Bloom's Taxonomy is a multi-tiered model of classifying thinking according to six cognitive levels of
complexity. In 1956, eight years after a group of educators from the Convention of the American
Psychological Association set out to classify educational goals and objectives, work on the cognitive
domain was completed and a handbook commonly referred to as "Bloom's Taxonomy" was published.
During the 1990's, a former student of Bloom's, Lorin Anderson, and David Krathwohl led a team of
editors which met for the purpose of updating the taxonomy, hoping to add relevance for 21st century
students and teachers. Published in 2001, the revision includes several seemingly minor yet actually
quite significant changes.

The terms are defined as:

Remembering: Retrieving, recognizing, and recalling relevant knowledge from long-term memory.
Understanding: Constructing meaning from oral, written, and graphic messages through interpreting,
exemplifying, classifying, summarizing, inferring, comparing, and explaining.

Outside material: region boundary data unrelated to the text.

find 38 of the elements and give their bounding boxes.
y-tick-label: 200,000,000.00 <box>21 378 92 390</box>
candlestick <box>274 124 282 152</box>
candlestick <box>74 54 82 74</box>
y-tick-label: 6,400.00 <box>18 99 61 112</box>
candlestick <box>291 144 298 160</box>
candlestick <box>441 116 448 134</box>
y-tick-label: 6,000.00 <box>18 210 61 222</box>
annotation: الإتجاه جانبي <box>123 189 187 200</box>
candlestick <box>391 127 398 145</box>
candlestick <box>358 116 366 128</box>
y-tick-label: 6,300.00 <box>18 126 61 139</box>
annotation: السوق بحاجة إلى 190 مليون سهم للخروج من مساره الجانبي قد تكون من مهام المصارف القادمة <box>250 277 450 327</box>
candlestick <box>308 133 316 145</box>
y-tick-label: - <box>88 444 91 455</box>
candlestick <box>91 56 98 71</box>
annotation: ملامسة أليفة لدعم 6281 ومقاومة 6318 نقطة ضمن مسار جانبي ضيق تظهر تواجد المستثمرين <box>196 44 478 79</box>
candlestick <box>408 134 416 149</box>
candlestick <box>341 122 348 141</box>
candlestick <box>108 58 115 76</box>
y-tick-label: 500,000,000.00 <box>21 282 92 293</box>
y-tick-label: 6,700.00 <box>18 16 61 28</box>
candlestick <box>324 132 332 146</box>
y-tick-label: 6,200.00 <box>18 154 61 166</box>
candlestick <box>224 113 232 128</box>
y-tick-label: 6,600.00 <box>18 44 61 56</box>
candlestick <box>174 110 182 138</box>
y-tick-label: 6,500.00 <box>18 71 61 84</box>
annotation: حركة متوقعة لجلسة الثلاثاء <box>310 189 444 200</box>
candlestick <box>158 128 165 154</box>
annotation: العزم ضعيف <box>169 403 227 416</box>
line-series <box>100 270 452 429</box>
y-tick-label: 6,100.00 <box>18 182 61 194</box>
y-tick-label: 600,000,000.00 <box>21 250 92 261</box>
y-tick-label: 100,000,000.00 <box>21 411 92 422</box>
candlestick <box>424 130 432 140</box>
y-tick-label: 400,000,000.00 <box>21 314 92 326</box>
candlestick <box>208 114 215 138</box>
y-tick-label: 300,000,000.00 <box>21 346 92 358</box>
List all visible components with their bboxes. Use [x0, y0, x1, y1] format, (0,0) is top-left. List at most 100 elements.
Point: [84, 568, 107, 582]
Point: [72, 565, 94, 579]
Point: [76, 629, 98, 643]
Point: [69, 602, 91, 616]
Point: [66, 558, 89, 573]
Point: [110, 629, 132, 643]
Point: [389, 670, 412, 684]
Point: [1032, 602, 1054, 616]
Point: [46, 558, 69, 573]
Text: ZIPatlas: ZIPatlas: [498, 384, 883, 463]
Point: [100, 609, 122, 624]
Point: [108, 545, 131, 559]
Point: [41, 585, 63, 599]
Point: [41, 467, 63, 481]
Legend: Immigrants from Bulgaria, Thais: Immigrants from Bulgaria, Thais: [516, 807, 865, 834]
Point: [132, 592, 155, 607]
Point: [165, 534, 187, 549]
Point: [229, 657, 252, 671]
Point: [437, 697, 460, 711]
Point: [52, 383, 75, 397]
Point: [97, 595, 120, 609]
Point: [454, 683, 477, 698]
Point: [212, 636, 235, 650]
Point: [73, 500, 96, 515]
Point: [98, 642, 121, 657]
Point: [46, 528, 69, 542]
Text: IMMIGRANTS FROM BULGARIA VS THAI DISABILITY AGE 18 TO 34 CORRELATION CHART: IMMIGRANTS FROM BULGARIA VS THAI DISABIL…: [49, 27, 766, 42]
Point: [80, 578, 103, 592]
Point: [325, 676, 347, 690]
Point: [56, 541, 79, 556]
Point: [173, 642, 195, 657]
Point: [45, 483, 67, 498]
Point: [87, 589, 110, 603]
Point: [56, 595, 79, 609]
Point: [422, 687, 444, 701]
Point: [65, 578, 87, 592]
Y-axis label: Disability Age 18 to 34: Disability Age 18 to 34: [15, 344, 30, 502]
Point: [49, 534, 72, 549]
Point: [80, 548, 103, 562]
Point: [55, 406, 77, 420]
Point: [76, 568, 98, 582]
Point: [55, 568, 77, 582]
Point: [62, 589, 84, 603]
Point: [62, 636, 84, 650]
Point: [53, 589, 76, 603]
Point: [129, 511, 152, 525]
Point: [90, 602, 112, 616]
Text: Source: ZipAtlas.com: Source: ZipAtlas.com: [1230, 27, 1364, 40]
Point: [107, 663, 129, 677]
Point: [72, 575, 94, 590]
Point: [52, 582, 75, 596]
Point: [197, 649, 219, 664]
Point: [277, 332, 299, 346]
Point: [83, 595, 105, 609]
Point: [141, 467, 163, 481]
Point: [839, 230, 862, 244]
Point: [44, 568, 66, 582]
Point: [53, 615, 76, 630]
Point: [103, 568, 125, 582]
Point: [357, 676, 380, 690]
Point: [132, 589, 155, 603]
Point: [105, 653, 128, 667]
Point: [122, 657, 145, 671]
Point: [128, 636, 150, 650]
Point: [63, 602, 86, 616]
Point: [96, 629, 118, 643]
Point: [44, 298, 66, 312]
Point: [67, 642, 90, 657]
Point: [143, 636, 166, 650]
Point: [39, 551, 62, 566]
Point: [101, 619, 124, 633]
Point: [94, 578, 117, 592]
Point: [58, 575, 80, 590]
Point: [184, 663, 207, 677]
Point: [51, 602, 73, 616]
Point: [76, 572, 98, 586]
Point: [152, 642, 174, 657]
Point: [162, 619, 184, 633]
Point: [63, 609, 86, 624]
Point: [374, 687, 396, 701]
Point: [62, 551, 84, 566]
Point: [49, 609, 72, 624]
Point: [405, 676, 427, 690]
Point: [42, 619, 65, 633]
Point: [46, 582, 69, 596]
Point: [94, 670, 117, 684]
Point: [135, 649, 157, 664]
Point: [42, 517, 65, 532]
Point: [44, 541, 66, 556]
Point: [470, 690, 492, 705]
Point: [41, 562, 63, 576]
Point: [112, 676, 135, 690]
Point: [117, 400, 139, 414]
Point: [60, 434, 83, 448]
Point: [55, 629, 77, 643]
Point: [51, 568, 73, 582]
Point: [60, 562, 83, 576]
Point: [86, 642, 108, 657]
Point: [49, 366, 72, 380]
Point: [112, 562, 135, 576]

Applying: Carrying out or using a procedure through executing, or implementing.

Analyzing: Breaking material into constituent parts, determining how the parts relate to one another and
to an overall structure or purpose through differentiating, organizing, and attributing.

Evaluating: Making judgments based on criteria and standards through checking and critiquing.

Creating: Putting elements together to form a coherent or functional whole; reorganizing elements into
a new pattern or structure through generating, planning, or producing.

Adapted from Anderson and Krathwohl (2000). A Taxonomy of Learning

When developing curriculum for your class, keep this list nearby. This will help you determine the
level of response you are anticipating from your students.